I am the man who used to play with girls. I really don’t figure out why I am so rude with girls that I feel so satisfied once I saw a woman fall for me and that time I will leave her for good. I was known to be as the bad boy of our place. I took advantage with the good looks that I have for I do keep on telling myself I will get the best on my good looks to enjoy life. It was really an awful kind of behavior of mine. I was all thinking all about myself I never waste my time thinking of others. I was so insensitive that I don’t even noticed that my parents were getting hurt with what I am doing. They came up to the point asking where did they got wrong in raising me up for they all just give me nothing but love.

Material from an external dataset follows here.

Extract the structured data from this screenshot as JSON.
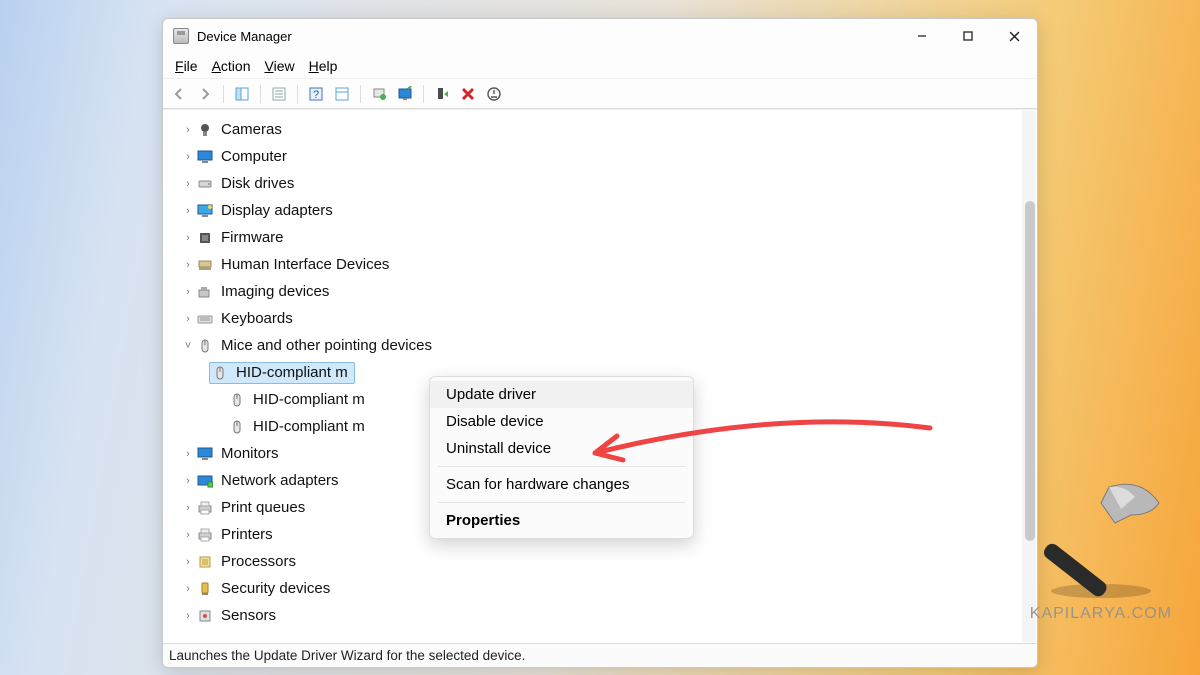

I never noticed and seeing that at all for I was so busy with the life that dreamed of enjoying. Until such time that my mom and dad passed away from a plane crash, that was the only time I wake up from the reality of truth that I only give them hurt ache and head ache with what I did with my life. In honoring my parent’s death and with my greatest love for them I choose to change my life. Part of that change is that I will leave the place where I used to stay in for it will just reminds me of how cruel and rude I am with my life most especially to my parents. So moved in to the place where no one could recognize me. I sell everything that I have with what my parents left me and decide to start a brand new life a brand new beginning in a brand new place.
I just follow where my faith would bring me in while I was in plane I just followed the steps of life and that steps brings me in the place of Essex London. I really started from the very bottom of my life in Essex that I look for job that would give me moral lessons in life for I do believe that to change life is not an instant process like with instant food that is being served on stores. For a life to change to make better it needs a long term process before it can be digested into the system of life. So I choose to do the whole entire process even though I know it is not that easy thing to do but I will really work for it for my parent’s sake and for myself sake also.
So I dig it on so that things that I had now will be realized. I worked as a street sweeper, food vendor, a crew in a food chain and now an owner of a well-known restaurant in Essex. It’s been 10 years that I put up my business this kind of success all because of hard work and inspiration that I have with my parents love and dedication to my life. It was really there dream to see me owning a restaurant for they have seen in me the potential in cooking and they saw me since I was a kid that I could be that richest man all because of my ability in cooking.
Yes I made it all come true I was so happy then but at the same time hurts so bad for I know I could no longer bring back my parents in order for them to witnessed what their son have become now. I know wherever they are now they so proud of what I’ve become. A life that I have in Essex is not that easy to figure out but I made all through because of the love that I have for parents and with myself. If not because of that I am not so sure if I could survive but I did for I do have the best weapon on my battle that is love and no one could ever defeat it that is why I won.
These recent days I meet this girl who is an Essex escorts and Essex escorts obsessed with monsters especially the classic odd monsters like Frankenstein. I love seeing her that way and this time I will make difference with her I will prove to myself that I completely changed.